Son Karin y Maria dos personajes de clase alta bastante egoístas y despreciables, y realmente parece que no tienen ningún afecto entre ellas ni por Agnes. Que todo es tal como dice Karin hablando sola: «una mentira». Abrumadas por la culpa y el deseo, no se dan cuenta de que la verdadera hermanan de Agnes, tanto antes como en esos terribles momentos, es la criada, Anna, el personaje verdaderamente luminoso de una película a la que el calificativo opresivo se le queda pequeño. Y sin embargo es un filme rebosante de belleza, una oscura, sensual y terrible belleza, que escapa por sus poros como si no debiera pertenecer a una historia tan turbia, tan desgarradora. Existe una inasible y melancólica belleza en la despedida en sueños de la hermana muerta, y una belleza erótica y despiadada en la secuencia en la que la criada desnuda por completo a Karin, y en la conversación en la que el doctor le dice a Maria lo que piensa de ella. Bergman no puede evitar filmar con belleza, con hondura, la historia de una familia tan dislocada, tan salvajemente materialista y carente de afecto genuino. Es un pedazo de vida muy oscuro, pero verdadero, el que nos plantea aquí Bergman, en un momento de madurez expresiva absoluta, tras tantos años de teatro y de cine, tras tantos títulos y trabajos portentosos. Y en cierto sentido, a pesar de su audacia formal, es un filme tremendamente despojado, casi místico, en el que no puede evitar que se filtre su preocupación por la muerte, el sufrimiento y el sentido de la existencia.
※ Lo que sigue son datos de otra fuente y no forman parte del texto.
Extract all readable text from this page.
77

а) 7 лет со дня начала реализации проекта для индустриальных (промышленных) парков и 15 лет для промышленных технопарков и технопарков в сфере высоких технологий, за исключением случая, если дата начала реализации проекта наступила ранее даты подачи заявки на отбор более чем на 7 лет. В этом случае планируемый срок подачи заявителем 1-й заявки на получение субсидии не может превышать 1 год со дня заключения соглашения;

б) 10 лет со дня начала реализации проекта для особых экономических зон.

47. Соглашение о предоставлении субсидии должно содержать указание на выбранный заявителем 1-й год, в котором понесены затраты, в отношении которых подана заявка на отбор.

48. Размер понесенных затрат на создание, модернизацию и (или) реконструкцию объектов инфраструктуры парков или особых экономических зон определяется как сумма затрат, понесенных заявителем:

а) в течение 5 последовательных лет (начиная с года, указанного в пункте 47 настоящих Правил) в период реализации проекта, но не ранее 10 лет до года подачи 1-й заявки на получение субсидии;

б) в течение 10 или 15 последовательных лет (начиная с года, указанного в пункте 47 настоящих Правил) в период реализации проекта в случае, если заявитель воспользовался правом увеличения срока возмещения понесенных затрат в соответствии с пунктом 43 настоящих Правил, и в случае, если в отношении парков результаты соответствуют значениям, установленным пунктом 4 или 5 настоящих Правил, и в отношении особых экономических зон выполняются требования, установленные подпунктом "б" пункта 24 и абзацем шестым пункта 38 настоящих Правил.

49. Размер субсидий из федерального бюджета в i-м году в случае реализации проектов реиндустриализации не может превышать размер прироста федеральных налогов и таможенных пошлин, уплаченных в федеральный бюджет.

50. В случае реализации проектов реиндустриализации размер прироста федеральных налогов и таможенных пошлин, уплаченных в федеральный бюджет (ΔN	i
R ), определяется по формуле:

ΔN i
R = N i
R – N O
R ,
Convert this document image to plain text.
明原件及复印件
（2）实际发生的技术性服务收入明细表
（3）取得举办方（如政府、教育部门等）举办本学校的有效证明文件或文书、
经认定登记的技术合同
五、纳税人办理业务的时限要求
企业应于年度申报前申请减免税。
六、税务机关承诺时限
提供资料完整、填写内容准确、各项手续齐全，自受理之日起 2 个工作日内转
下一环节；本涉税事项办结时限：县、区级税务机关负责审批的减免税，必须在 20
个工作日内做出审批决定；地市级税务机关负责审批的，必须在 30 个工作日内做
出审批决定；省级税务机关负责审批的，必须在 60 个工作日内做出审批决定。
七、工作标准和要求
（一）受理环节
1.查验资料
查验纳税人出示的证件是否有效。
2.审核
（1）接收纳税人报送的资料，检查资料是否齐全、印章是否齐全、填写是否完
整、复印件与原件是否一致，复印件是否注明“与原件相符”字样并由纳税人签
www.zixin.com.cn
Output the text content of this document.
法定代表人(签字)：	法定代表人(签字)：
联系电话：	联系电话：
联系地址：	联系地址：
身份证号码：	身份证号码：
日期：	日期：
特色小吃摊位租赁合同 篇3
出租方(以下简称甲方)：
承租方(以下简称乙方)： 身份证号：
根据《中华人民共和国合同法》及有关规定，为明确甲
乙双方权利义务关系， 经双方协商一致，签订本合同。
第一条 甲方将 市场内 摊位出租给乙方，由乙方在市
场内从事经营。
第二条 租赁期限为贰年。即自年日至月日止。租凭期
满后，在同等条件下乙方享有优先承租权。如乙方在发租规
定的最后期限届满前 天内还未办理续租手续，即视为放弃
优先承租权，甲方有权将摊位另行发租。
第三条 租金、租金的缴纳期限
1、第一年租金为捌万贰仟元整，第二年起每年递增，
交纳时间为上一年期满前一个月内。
No hay compasión con sus personajes, ni hay sentido trágico de la vida. El sufrimiento no lleva a ninguna parte. Sólo quedan algunos momentos de felicidad que hay que disfrutar y reconocer como tales, antes de que el tiempo se nos lleve a todos. Esto es lo único que Bergman parece decir a su interlocutor, el espectador. ‘Gritos y susurros’ no es una tragedia, ni un drama. Es un poema visual, un sueño vívido, una historia de mujeres incapaces de amar o ser amadas, de reconocerse a sí mismas ni a los seres queridos cuando se acerca la madurez de su existencia. Pero también es un relato de dignidad, la de Anna, el único personaje digno y noble de una historia gélida e irrespirable, un ser solitario y diminuto, aparentemente frágil o irrelevante, que es el único que tendrá, al final, las palabras de Agnes en su memoria.
Bravo. Es un de los mejores artículos que te he leído. Muy bien hecho, colega.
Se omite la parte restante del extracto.